On February 20, the company closed an oversubscribed Series E financing worth $150 million. It was led by RA Capital Management and joined by new investors, Eventide Asset Management, Biotechnology Value Fund, OrbiMed, EcoR1 Capital, Vida Ventures, Curative Ventures and Driehaus Capital Management. Existing investors also participated, including The Column Group, Nextech Invest, Topspin Fund, Tichenor Ventures and Foresite Capital Management.

IDEAYA Biosciences. IDEAYA filed for a $70 million IPO. The company is located in South San Francisco and focuses on precision oncology. On March 29, the company announced that Novartis was presenting a poster from an ongoing clinical trial of IDE196 as a potential monotherapy in metastatic uveal melanoma (MUM) at the American Association of Cancer Research (AACR) meeting in Atlanta on April 1. IDE196, which Novartis dubs LXS196, is a potent small molecule protein kinase C (PKC) inhibitor that IDEAYA plans to develop for cancers with GNA and GNA11 mutations. IDEAYA licensed the technology from Novartis.

Karuna Pharmaceuticals. Based in Boston, Karuna has filed for an IPO. No financial details have been released. To date, the company has raised $122 million in two venture rounds, the most recent only a few weeks ago for $80 million. It raised $42 million in a Serie A round in August 2018. It is backed by PureTech Health. The new round came from Sofinnova Investments, which joined ARCH Venture Partners, Fidelity Management & Research Company, Eventide Asset Management, Pivotal bioVenture Partners, Partner Fund Management, Wellcome Trust, Sands Capital, Alexandria Venture Investments and PureTech.
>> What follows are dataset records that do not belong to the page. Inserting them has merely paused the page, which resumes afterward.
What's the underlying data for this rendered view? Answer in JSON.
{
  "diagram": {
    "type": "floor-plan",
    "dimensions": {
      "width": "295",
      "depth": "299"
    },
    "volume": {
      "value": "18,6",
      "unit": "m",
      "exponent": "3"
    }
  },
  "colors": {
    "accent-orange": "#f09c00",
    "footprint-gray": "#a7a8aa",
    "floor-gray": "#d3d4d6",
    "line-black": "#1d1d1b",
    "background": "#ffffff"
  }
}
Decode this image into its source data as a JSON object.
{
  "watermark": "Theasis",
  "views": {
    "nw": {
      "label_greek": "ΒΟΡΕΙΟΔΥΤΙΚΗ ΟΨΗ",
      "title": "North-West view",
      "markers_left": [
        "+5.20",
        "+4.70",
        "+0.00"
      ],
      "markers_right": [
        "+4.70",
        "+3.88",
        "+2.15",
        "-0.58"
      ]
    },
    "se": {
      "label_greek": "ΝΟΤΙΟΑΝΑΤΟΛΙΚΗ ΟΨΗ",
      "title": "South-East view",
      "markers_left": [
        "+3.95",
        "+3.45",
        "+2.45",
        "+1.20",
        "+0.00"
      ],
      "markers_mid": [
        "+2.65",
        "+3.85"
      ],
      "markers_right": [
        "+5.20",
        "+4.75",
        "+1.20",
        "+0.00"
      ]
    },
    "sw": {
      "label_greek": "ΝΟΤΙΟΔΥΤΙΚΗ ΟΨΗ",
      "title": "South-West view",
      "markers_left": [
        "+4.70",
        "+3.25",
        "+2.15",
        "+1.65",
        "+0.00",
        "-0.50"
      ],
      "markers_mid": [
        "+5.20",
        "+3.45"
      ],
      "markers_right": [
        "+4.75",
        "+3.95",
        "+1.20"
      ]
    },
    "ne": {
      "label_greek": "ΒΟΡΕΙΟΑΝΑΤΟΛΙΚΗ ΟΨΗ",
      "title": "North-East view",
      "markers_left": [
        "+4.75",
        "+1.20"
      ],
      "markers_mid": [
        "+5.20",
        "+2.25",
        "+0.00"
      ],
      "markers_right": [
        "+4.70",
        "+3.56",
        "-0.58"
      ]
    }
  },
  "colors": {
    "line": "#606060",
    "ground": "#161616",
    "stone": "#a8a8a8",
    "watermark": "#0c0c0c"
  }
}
Late this year, the company expects data from a Phase II clinical trial of KarXT xanomeline/trospium chloride, a muscarinic receptor modulator, to treat acute psychosis associated with schizophrenia.
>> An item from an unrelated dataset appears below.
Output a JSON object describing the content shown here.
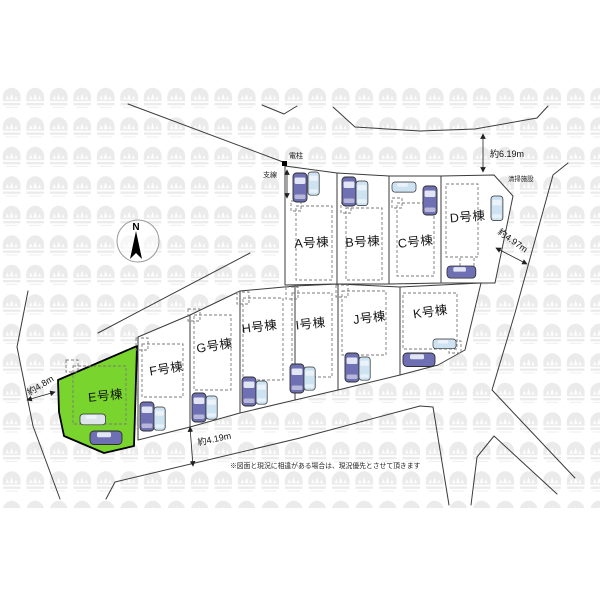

“The significant funding of Karuna’s Series B will allow our team to further explore KarXT’S therapeutic benefit in new indications outside of our ongoing Phase II clinical trial for the treatment of acute psychosis in patients with schizophrenia, including geriatric psychosis and pain and advanced development of novel KarXT formulations and our early stage discovery pipeline,” stated Steve Paul, Karuna’s chairman and chief executive officer.